Il est vrai que les excuses tiennent
moins depuis que les condoms sont disponibles à prix minime. Le tournant à cet égard a sûrement été ce
discours du président, alors qu’il était apparu à la
télévision tenant bien haut une capote à la main.
On imagine le défi que cela a dû être de rallier jeunes et prostituées autour des
messsages affichés sur ces panneaux le long des
routes du pays: "Le sida tue, ensemble vainquons le sida: fidélité,
abstinence, prévention."
La polygamie ne serait pas la
coupable?
Le Mali étant majoritairement musulman, la polygamie est une pratique
courante. Un homme peut donc avoir plusieurs femmes en même temps. Mais
le problème n’est pas là, selon le docteur Maiga: "Il n’a jamais été
établi que c’était un facteur de propagation du sida. Les familles
polygames sont souvent fermées sur elle-même et sont donc à faible
risque, sauf si le mari polygame voyage: c’est ainsi que le sida quitte
la ville pour apparaître en région."
Voilà donc le
nouvel adversaire des intervenants: la mobilité des Maliens.
Ils sont ceux qui migrent et voyagent le plus en Afrique de l’Ouest. Le
plan stratégique de quatre ans du PNLS arrivé à terme; ces
données ont forcé le réaménagement de la stratégie.

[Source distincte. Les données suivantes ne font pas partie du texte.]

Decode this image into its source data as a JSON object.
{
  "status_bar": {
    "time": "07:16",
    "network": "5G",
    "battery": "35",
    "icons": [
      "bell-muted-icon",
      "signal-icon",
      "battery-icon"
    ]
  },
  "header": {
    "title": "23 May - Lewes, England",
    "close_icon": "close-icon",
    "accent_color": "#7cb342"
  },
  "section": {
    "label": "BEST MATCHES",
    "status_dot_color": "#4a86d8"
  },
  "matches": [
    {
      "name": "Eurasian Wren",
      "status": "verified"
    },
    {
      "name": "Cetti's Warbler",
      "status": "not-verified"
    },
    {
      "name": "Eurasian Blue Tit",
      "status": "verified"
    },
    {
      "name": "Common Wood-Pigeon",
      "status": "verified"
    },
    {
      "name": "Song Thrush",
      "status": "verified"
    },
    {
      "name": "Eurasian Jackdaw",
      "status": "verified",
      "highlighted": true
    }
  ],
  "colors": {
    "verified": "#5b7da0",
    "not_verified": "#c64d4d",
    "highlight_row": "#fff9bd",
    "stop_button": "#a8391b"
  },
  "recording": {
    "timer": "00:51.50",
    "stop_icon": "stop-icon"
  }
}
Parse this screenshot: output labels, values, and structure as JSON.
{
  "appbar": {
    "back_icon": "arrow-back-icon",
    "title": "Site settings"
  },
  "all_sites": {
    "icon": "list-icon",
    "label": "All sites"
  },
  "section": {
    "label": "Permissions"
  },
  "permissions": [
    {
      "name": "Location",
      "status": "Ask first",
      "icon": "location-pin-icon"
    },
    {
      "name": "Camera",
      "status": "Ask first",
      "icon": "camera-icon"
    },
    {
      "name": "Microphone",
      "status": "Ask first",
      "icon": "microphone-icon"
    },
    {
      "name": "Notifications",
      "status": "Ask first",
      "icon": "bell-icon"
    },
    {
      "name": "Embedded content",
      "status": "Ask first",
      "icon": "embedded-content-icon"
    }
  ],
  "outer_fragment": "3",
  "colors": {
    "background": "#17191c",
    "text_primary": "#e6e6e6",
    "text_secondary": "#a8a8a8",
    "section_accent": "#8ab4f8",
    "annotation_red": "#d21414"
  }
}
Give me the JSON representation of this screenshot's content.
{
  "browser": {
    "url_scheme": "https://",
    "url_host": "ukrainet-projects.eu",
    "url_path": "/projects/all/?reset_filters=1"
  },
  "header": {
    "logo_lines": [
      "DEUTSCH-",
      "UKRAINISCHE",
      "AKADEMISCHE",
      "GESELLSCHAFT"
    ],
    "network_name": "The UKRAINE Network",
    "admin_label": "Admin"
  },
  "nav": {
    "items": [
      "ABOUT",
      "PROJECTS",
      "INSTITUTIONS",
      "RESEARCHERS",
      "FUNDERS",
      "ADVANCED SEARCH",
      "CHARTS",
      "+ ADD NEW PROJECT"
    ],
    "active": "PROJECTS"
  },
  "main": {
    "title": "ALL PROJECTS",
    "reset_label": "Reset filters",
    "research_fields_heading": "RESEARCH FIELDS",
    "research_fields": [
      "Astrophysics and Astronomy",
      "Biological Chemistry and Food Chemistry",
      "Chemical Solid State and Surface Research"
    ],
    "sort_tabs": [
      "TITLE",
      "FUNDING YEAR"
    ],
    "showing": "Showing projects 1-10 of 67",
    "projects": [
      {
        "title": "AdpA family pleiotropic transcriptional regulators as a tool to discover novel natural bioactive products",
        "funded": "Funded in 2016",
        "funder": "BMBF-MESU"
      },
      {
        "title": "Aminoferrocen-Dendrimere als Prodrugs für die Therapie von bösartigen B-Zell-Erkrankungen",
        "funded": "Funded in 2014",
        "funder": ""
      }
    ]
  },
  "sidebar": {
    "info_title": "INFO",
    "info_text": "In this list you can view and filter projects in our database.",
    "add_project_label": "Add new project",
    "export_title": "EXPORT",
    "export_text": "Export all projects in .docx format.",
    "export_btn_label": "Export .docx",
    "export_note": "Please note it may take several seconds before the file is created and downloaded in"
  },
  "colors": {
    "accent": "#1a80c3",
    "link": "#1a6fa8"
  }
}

La dure réalité des prisons
Par ailleurs, la lutte au
sida dans les prisons africaines est un problème qui reste entier. La première Conférence internationale
sur le VIH/sida dans les prisons en Afrique n’a pas su
apporter de réponses définitives à de nombreuses questions aussi
cruciales que délicates: faut-il mettre des préservatifs à la portée
des détenus, procéder à un dépistage à l’entrée, isoler un détenu
séropositif et le soigner au même titre qu’un citoyen libre?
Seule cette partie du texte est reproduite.